Si tratterà di un interessante sguardo “di genere” che punterà i riflettori su un lato poco noto dell’universo artistico a cavallo tra XIX e XX secolo, ovvero sul “peso” dei rapporti familiari nella formazione e poi nell'affermazione delle artiste italiane, a fronte del cambiamento della loro condizione sociale e artistica tra la metà dell'800 e la metà del '900,
Attraverso la selezione ragionata di 131 opere - di cui una quindicina tra sculture e altri oggetti - che portano la firma di ben 42 artiste, più tre dipinti di Giacomo Balla e ben quattro opere di Felice Casorati – nelle intenzioni di Bertozzi vi è la volontà di richiamare l’attenzione dei visitatori su quei cento anni durante i quali i cambiamenti si rivelarono drastici, creando l’opportunità per le vere protagoniste della mostra – qui definite le Signore dell’arte, senz’altra specificazione (figlie, mogli o compagne di..) – di dare piena e libera esplicitazione del loro personale innegabile talento.
Per realizzare tutto ciò arriveranno a Palazzo Cucchiari opere da importanti enti prestatori, a iniziare dalla Presidenza della Repubblica, dalla Camera dei deputati, la Banca d’Italia, le Gallerie degli Uffizi di Firenze, la Galleria Nazionale d’Arte Moderna di Roma, i Musei Reali di Torino, il Museo della Scienza e della Tecnologia di Milano, oltre a numerose gallerie e collezioni pubbliche e private.
Dal Quirinale arriva un dipinto di Giacomo Balla che si intitola Affetti e nel quale – come spiega Bertozzi – «ritrae la moglie e la prima figlia, nella luce rarefatta della cucina, nella loro casa di via Paisiello, mentre la signora Elisa sorveglia la soddisfazione della piccola Luce intenta alla lettura di una lettera.

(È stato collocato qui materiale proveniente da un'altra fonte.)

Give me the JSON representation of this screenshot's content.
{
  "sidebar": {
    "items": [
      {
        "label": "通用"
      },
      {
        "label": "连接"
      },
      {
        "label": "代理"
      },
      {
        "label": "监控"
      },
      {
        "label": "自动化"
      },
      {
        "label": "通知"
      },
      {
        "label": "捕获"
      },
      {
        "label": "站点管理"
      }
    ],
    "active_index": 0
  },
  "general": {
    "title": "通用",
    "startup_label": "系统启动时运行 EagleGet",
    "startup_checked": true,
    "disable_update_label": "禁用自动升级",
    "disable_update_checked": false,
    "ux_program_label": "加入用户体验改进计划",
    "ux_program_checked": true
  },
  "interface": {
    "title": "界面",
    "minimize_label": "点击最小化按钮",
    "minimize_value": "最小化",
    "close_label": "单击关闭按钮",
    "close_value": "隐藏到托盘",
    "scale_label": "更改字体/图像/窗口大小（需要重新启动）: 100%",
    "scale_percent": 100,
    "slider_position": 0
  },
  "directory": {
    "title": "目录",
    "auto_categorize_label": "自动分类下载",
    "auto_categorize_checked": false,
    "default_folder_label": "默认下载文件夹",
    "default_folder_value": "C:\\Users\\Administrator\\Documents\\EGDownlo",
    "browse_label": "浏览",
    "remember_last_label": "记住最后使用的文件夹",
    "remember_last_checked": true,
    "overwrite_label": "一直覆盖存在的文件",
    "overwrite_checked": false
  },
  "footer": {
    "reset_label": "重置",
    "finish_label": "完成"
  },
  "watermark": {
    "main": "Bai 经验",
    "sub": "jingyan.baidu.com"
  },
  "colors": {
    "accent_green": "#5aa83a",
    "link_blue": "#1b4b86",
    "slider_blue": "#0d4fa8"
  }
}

Il dipinto è a tutti gli effetti una replica puntuale dello scomparto centrale di una delle opere più significative del periodo divisionista di Balla: dipinto nel 1910, fu acquistato nel 1914 dalla regina Margherita di Savoia, direttamente nell’atelier del pittore e destinato alla Collezioni del Quirinale, dove si trova ancora oggi». Le “figlie d’arte” Luce ed Elica Balla, saranno, con le loro opere, entrambe tra le protagoniste della mostra.